Там были нарциссы, тюльпаны и анютины глазки, незабудки, колокольчики и ромашки, флоксы, пионы и ирисы, васильки, крокусы и гладиолусы, а еще георгины, астры, табак, фиалки, маргаритки, маки, ноготки, китайские гвоздики, розы, люпины, лютики и тигровые лилии. Они цвели в разное время года и суток, перед дождем и по вечерам одуряюще пахли, бабушка радовалась каждому из них, выходила в сад, подолгу смотрела, разговаривала с цветами и никому не разрешала до них дотрагиваться, но охотно раздаривала: никто не уезжал от нее с пустыми руками. К ней приходили за житейской мудростью, и она всех мирила и рассуживала; на даче перебывали разные люди вроде ее родного брата, племянницы, невесток, иногда там велись серьезные разговоры и споры, собиралось больше десятка человек, кричали и капризничали дети, а потом, быстро наевшись, убегали на улицу, оставляя взрослым пространство и время для скучных и вялых дел.

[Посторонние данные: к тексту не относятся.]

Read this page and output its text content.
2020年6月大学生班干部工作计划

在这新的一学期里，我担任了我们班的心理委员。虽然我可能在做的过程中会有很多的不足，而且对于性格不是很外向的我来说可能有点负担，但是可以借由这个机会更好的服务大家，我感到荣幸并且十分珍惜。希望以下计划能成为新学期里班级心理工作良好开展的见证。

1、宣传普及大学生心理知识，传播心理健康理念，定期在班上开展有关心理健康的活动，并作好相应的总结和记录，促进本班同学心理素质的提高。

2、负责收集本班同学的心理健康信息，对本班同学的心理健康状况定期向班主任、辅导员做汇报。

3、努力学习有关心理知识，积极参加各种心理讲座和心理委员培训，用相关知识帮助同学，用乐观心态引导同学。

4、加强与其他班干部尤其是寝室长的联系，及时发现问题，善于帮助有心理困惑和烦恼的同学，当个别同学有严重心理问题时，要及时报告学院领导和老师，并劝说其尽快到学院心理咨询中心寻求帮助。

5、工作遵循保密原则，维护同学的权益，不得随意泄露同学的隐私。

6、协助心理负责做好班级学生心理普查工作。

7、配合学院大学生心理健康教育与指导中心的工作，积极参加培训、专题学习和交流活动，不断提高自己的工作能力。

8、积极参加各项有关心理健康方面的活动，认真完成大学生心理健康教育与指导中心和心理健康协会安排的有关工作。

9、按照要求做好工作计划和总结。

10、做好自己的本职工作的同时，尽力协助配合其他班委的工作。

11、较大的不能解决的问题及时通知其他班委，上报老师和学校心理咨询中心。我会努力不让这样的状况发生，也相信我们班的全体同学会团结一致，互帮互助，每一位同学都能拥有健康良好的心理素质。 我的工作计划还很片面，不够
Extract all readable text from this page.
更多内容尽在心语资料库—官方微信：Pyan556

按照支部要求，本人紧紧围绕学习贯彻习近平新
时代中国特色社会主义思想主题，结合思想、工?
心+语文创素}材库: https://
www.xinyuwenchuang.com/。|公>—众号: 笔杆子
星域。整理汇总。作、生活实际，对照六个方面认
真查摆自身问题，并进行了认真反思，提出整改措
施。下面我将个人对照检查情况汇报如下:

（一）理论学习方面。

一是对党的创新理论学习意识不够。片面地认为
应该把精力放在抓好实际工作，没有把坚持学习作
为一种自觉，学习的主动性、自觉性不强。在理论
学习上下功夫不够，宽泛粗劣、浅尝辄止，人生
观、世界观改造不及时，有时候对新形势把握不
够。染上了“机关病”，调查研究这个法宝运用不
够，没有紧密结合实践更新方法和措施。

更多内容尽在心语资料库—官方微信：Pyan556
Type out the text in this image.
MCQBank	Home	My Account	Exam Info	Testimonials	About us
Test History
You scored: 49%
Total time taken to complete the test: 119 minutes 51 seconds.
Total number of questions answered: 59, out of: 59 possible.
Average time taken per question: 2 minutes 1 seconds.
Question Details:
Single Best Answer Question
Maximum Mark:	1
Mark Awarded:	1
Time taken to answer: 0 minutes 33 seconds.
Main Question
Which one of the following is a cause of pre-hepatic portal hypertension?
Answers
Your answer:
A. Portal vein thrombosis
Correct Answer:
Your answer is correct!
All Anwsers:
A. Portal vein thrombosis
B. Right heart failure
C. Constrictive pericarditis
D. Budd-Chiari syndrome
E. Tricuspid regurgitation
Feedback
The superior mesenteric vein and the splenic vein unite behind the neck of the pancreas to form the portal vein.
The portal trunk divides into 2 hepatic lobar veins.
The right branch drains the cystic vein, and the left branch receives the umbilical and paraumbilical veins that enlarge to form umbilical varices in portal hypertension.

Но то была лишь видимость мира. Колюня чувствовал раздражение невесток, их отношения были настолько причудливыми, что только бабушкины покровительство и власть удерживали породнившихся, но все равно чужих и разных людей за одним столом. Он не мог в этом разобраться, тем более что строгие мама и папа запрещали бабушке рассказывать детям о взрослой жизни, но у замечательной женщины, ближе которой не было у Колюни никого на свете, водился, пожалуй, лишь один серьезный недостаток: как ни била ее судьба, бабушка оставалась болтливой, не умела хранить ни одной тайны, зато берегла предания, истории происхождения, рождений, знакомств, женитьб, замужеств, новых рождений, болезней и смертей всех представителей своего ветвистого рода, помнила подробности, о которых иные из участников тех историй желали бы позабыть, а она упрямо твердила свое:
В моей семье шестнадцать человек,
Она росла, как снежный ком,
А я, вступив в двадцатый век,
Им управляла, как челном. Позже, когда воспоминания и ненароком или нароком подслушанные разговоры прояснились в Колюниной памяти, как на фотобумаге, и очистились от недомолвок и простодушия, он писал об иных из этих людей и вызывал обиды, ведь то, что он рассказывал и сочинял, виделось ему — а может быть, им — иначе, чем было на самом деле.